Oh, right, I got caught up to Liar.
39-41. Shadow and Bone, Siege and Storm, and Ruin and Rising by Leigh Bardugo
Set in Fantasy!Russia, which is not a setting I've seen too often. This series was all kinds of wonderful. I'd finished the second book, but hadn't yet started the third when a bit of kerfuffle happened over on Leigh Bardugo's blog, with a reader accusing her of
adding unnecessary lesbianism to the third book for the sake of political correctness, which mostly made me sad that the third book wasn't in the library when I went to get the second, and also made me want to plop the person who sent Leigh Bardugo that comment down in the middle of Smith College so I could time how long it took their head to explode. (For the record, I went to get the second book as soon as humanly possible after reading the first.)
42. 45 Pounds, More or Less by Kelly Barson
Mostly picked this up because Sharyn November was collecting the covers of books she'd edited in a Facebook gallery, and I'd decided to see how many I could easily find and read in the library. It hit me right in the "leftover teenaged trauma of being shorter than mom and a lot heavier" feels.
43. Going Bovine by Libba Bray
The structure was interesting. I'm still trying to decide how I feel about the contents. A decent read, I guess?
44. Keeping the Castle by Patrice Kindl
A somewhat ridiculous take on the "noble girl needs to marry for money" genre. Or rather, the main character was very aware of how ridiculous the things happening around her are.
45-47. Daughter of Smoke and Bone, Days of Blood and Starlight, and Dreams of Gods and Monsters by Laini Taylor
I'm pretty sure I've talked about the first two before, but I figured I'd group them together to talk about the series as a whole, now that I've read it all. Which... I'm not entirely sure what to say about it, to be honest. I loved some bits and was meh on others and the end of the third book left me wanting more story. I'd like to put a warning for bodily harm on the second book and a warning for "if you're a woman in a STEM field you are going to spend some part of this book enraged" on the third book. Zuzana and Mik bring me much joy.

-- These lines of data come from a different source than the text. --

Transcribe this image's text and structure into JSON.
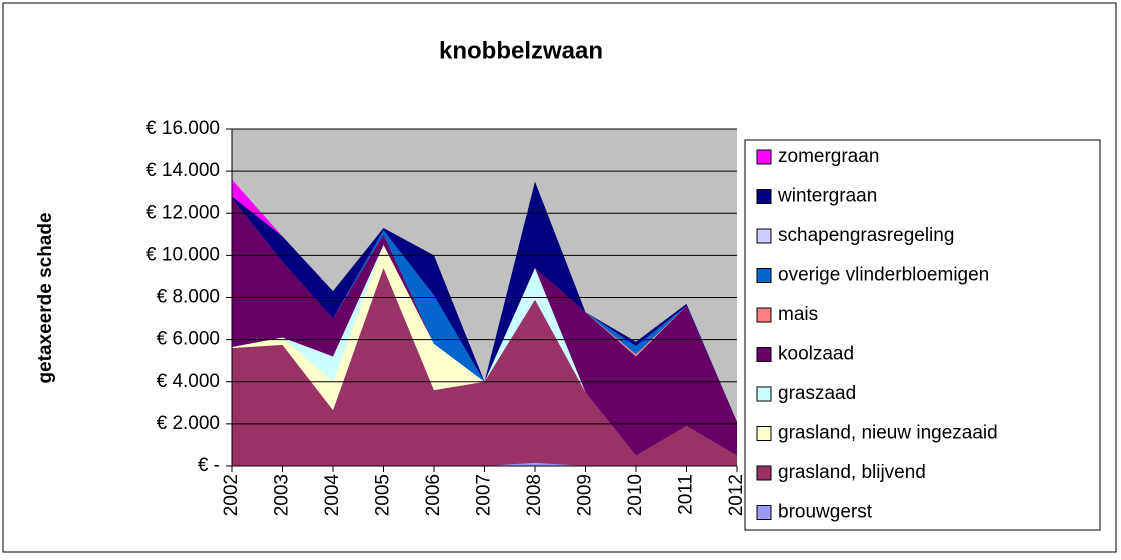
{
  "chart_data": {
    "type": "stacked_area",
    "title": "knobbelzwaan",
    "y_label": "getaxeerde schade",
    "categories": [
      "2002",
      "2003",
      "2004",
      "2005",
      "2006",
      "2007",
      "2008",
      "2009",
      "2010",
      "2011",
      "2012"
    ],
    "series": [
      {
        "name": "brouwgerst",
        "color": "#9999ff",
        "values": [
          0,
          0,
          0,
          0,
          0,
          0,
          150,
          0,
          0,
          0,
          0
        ]
      },
      {
        "name": "grasland, blijvend",
        "color": "#993366",
        "values": [
          5600,
          5750,
          2650,
          9400,
          3600,
          4000,
          7750,
          3500,
          500,
          1900,
          500
        ]
      },
      {
        "name": "grasland, nieuw ingezaaid",
        "color": "#ffffcc",
        "values": [
          50,
          350,
          1350,
          1100,
          2200,
          0,
          0,
          0,
          0,
          0,
          0
        ]
      },
      {
        "name": "graszaad",
        "color": "#ccffff",
        "values": [
          0,
          0,
          1200,
          0,
          0,
          0,
          1500,
          0,
          0,
          0,
          0
        ]
      },
      {
        "name": "koolzaad",
        "color": "#660066",
        "values": [
          7050,
          3600,
          1800,
          500,
          0,
          0,
          0,
          3800,
          4700,
          5700,
          1600
        ]
      },
      {
        "name": "mais",
        "color": "#ff8080",
        "values": [
          0,
          0,
          0,
          0,
          0,
          0,
          0,
          0,
          100,
          0,
          0
        ]
      },
      {
        "name": "overige vlinderbloemigen",
        "color": "#0066cc",
        "values": [
          0,
          0,
          0,
          200,
          2300,
          0,
          0,
          0,
          400,
          0,
          0
        ]
      },
      {
        "name": "schapengrasregeling",
        "color": "#ccccff",
        "values": [
          0,
          0,
          0,
          0,
          0,
          0,
          0,
          0,
          0,
          0,
          0
        ]
      },
      {
        "name": "wintergraan",
        "color": "#000080",
        "values": [
          100,
          1200,
          1300,
          100,
          1900,
          0,
          4100,
          0,
          200,
          100,
          0
        ]
      },
      {
        "name": "zomergraan",
        "color": "#ff00ff",
        "values": [
          800,
          0,
          0,
          0,
          0,
          0,
          0,
          0,
          0,
          0,
          0
        ]
      }
    ],
    "ylim": [
      0,
      16000
    ],
    "yticks": [
      {
        "value": 0,
        "label": "€ -"
      },
      {
        "value": 2000,
        "label": "€ 2.000"
      },
      {
        "value": 4000,
        "label": "€ 4.000"
      },
      {
        "value": 6000,
        "label": "€ 6.000"
      },
      {
        "value": 8000,
        "label": "€ 8.000"
      },
      {
        "value": 10000,
        "label": "€ 10.000"
      },
      {
        "value": 12000,
        "label": "€ 12.000"
      },
      {
        "value": 14000,
        "label": "€ 14.000"
      },
      {
        "value": 16000,
        "label": "€ 16.000"
      }
    ],
    "grid": true,
    "legend": "right"
  }
}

48-49. The Raven Boys and The Dream Thieves by Maggie Stiefvater
I have no idea why I decided to start reading these books before the third one came out. Or heck, before the series ended. Really, I should have stopped and waited for the rest of them to become real books after reading the first one, but I clearly had no idea how bad the itch of UNRESOLVED PLOTLINES EVERYWHERE would get.
50. The Scorpio Races by Maggie Stiefvater
Yes please tell me more about the bloody races this small island town runs every year with people on kelpies this is wonderful.
51. Princess Academy: Palace of Stone by Shannon Hale
Kinda wish I'd re-read the original Princess Academy book before reading this one, because it's been a while. Also, this book is full of ridiculously optimistic politics.
52. Of Beast and Beauty by Stacey Jay
Science fantasy retelling of Beauty and the Beast, with the roles of Beauty and Beast somewhat reversed, with Beauty being the one who is holding the Beast captive.
53. The Mark of the Dragonfly by Jaleigh Johnson
Another book with an interesting idea (a planet that regularly gets pelted with asteroids that contain debris from other worlds), but somehow lacking heart. One of the main characters can only be described as "baby River Tam". Seriously. Every time this character opened her mouth, River Tam came out.
54. Crewel by Gennifer Albin
Cool idea (main character is recruited to be a Spinster, one of those who works the weave of the world and can thereby manipulate reality), cool enough that I started reading the second book in the series, but eventually I gave up because there was so much misogyny, both in the world and internalized by the main (female) character, and I just wasn't in the mood to deal with that shit.
55. A Long, Long Sleep by Anna Sheehan
Sci-fi retelling of Sleeping Beauty, mostly focused around her trying to cope with the changed world and also the horrible abuse that was her parents sticking her in stasis every time having her around was too much trouble. I'd heard about this book at some point in the past (I think before it came out) and had put it on my mental list of books I wanted to read, but had forgotten the name, and something reminded me of it and had me glancing over the titles in the teen section in search of it for a couple of weeks until this title popped out at me, as if to say "here's the thing you were looking for, aren't libraries magical?"
Yes, yes they are.
56. The Cats of Tanglewood Forest by Charles De Lint, illustrated by Charles Vess
One of the sort of fairy tales where every attempt to put things right makes things go a little more wrong. Also, thank you Neil Gaiman. I can never again read the name Aunt Nancy without leaping to the obvious conclusion about that character.
I've got one more photograph of library books, and then I am done with this lengthy recounting of library books read since last I posted regularly. Until I decide to recount the e-books read in that time period, which includes an awful lot of Georgette Heyer.